Editor's note: This post originally appeared on Southern Fried Science, and has been reposted with permission from the author, David Shiffman. 

The American Elasmobranch Society, the world’s largest professional organization of shark and ray scientists, has issued a resolution calling on the Associated Press Stylebook and the Reuters Style Guide to retire the phrase 'shark attack' in favor of a more accurate (and less inflammatory) wording that is scaled to represent real risk and outcomes. The AP Stylebook and Reuters Style Guides are reference guides for journalists and editors which focus on, among other things, reducing the usage of inaccurate and outdated terminology. The latest AP Stylebook, for example, has more than 90 new or updated entries which include encouraging journalists and editors to a stop using terms like 'illegal immigrant', 'ethnic cleansing' and 'homophobia'.

"Shark scientists in the United States and around the world have great respect for the integrity and reporting of the Associated Press and Reuters. We hope they will act on this recommendation and update their style guides to ensure that the public gets the most accurate information in the reporting of these incidents," said Lara Ferry, President of the American Elasmobranch Society, who sent a formal letter to the AP Stylebook and Reuters Style Guide.

Currently, though 'shark attack' is associated with an image of a large shark and a human fatality, the phrase is used by the media as a catch-all to describe any encounter between a human and a shark, even those that don’t result in any physical contact whatsoever. Fully 38% of reported 'shark attacks' in New South Wales, Australia from 1970-2009 resulted in no injury whatsoever. This is misleading and facilitates a perception among the public that sharks are more dangerous than they really are, a perception which has negatively impacted shark conservation and management policy.

"The accuracy in media reporting of shark bites and different human-shark interactions is especially important during the kinds of tragic periods we have seen this summer. The public deserves the best information to make sure there is no confusion between very serious and fatal shark bites and minor incidents," said Christopher Neff, a Ph.D. student at Sydney University.

In a recent paper, Neff and Bob Hueter of Mote Marine Lab proposed a scaled labeling typology [classification system] to describe human-shark interactions. This typology covers the full range of these interactions, including:


Sightings of sharks in the water in proximity to people. No physical human–shark contact takes place.


Human-shark interactions in which physical contact occurs between a shark and a person, or an inanimate object holding that person, and no injury takes place. For example, shark bites on surfboards, kayaks, and boats would be classified under this label. In some cases, this might include close calls; a shark physically 'bumping' a swimmer without biting would be labeled a shark encounter, not a shark attack. A minor abrasion on the person’s skin might occur as a result of contact with the rough skin of the shark.

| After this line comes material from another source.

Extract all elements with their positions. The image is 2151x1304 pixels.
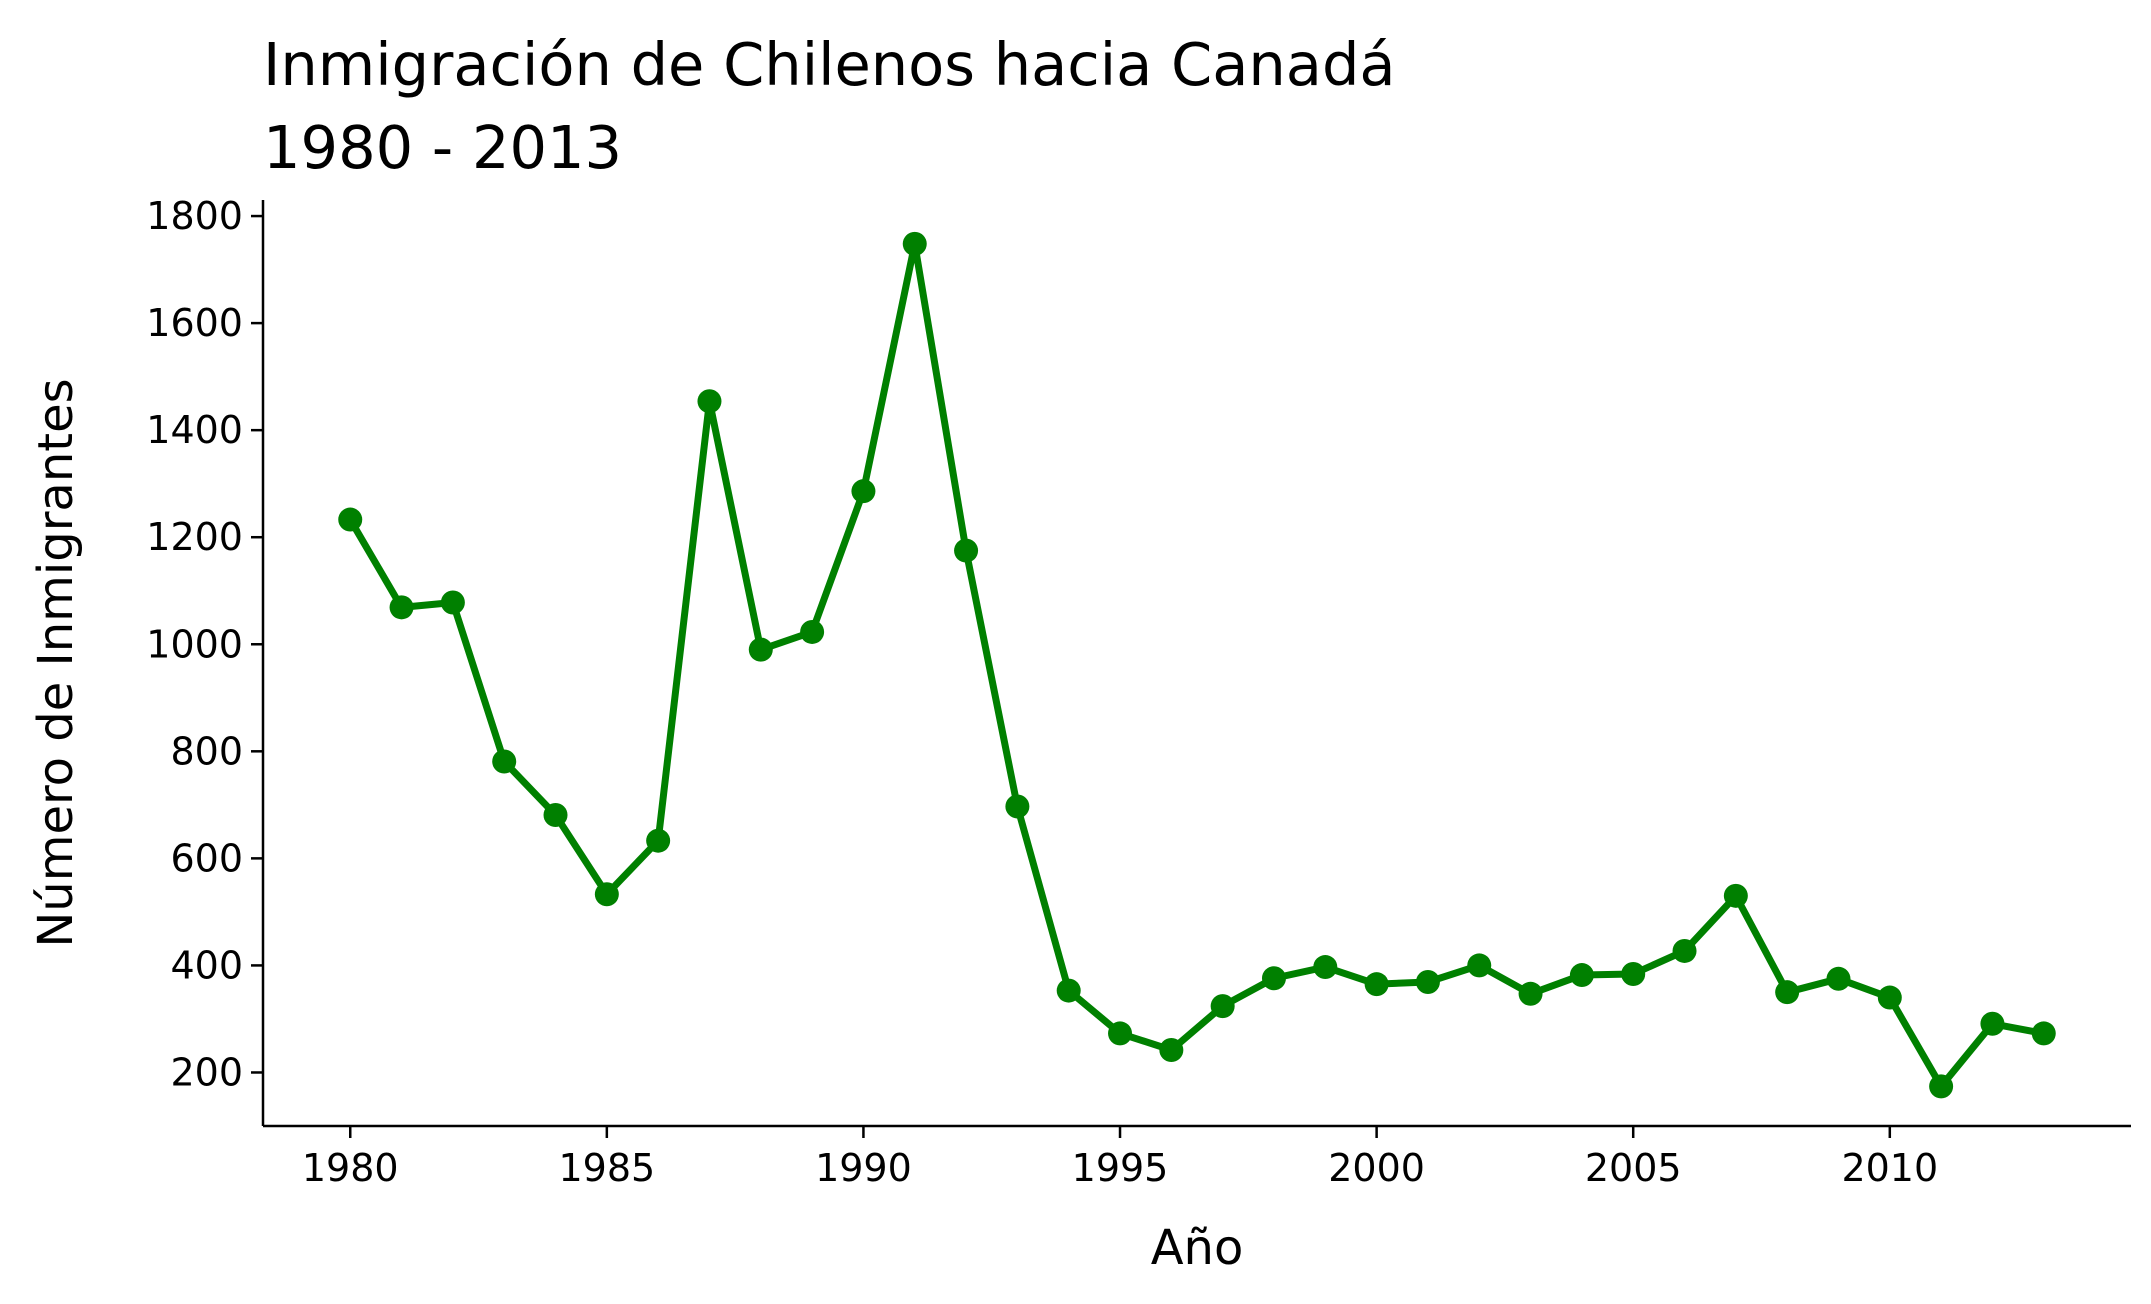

Incidents where sharks bite people resulting in minor to moderate injuries. Small or large sharks might be involved, but typically, a single, nonfatal bite occurs. If more than one bite occurs, injuries might be serious. Under this category, the term “shark attack” should never be used unless the motivation and intent of the animal – such as predation or defense – are clearly established by qualified experts. Since that is rarely the case, these incidents should be treated as cases of shark 'bites' rather than shark 'attacks'.


Human-shark conflicts in which serious injuries take place as a result of one or more bites on a person, causing a significant loss of blood and/or body tissue and a fatal outcome. Again, we strongly caution against using the term 'shark attack' unless the motivation and intent of the shark are clearly established by experts, which is rarely the case. Until new scientific information appears that better explains the physical, chemical, and biological triggers leading sharks to bite humans, we recommend that the term 'shark attack' be avoided by scientists, government officials, the media, and the public in almost all incidences of human–shark interaction.

“Using an approach like the one Chris and I proposed puts these incidents into proper perspective,” said Dr. Hueter. “We simply must stop calling every shark-human interaction an ‘attack’ because it’s not based on science, inflates the risk to swimmers, and casts sharks as a group into an unfair light. In a time when many populations of sharks have been severely depleted, the use of ‘attack’ language in headlines and television programs is counter-productive to the need for marine conservation.”


The full American Elasmobranch Society letter to the Associated Press and Reuters can be read in Shiffman's origial post here. To the best of his knowlege, no response has been issued by either the Associated Press or Reuters since the original post went up.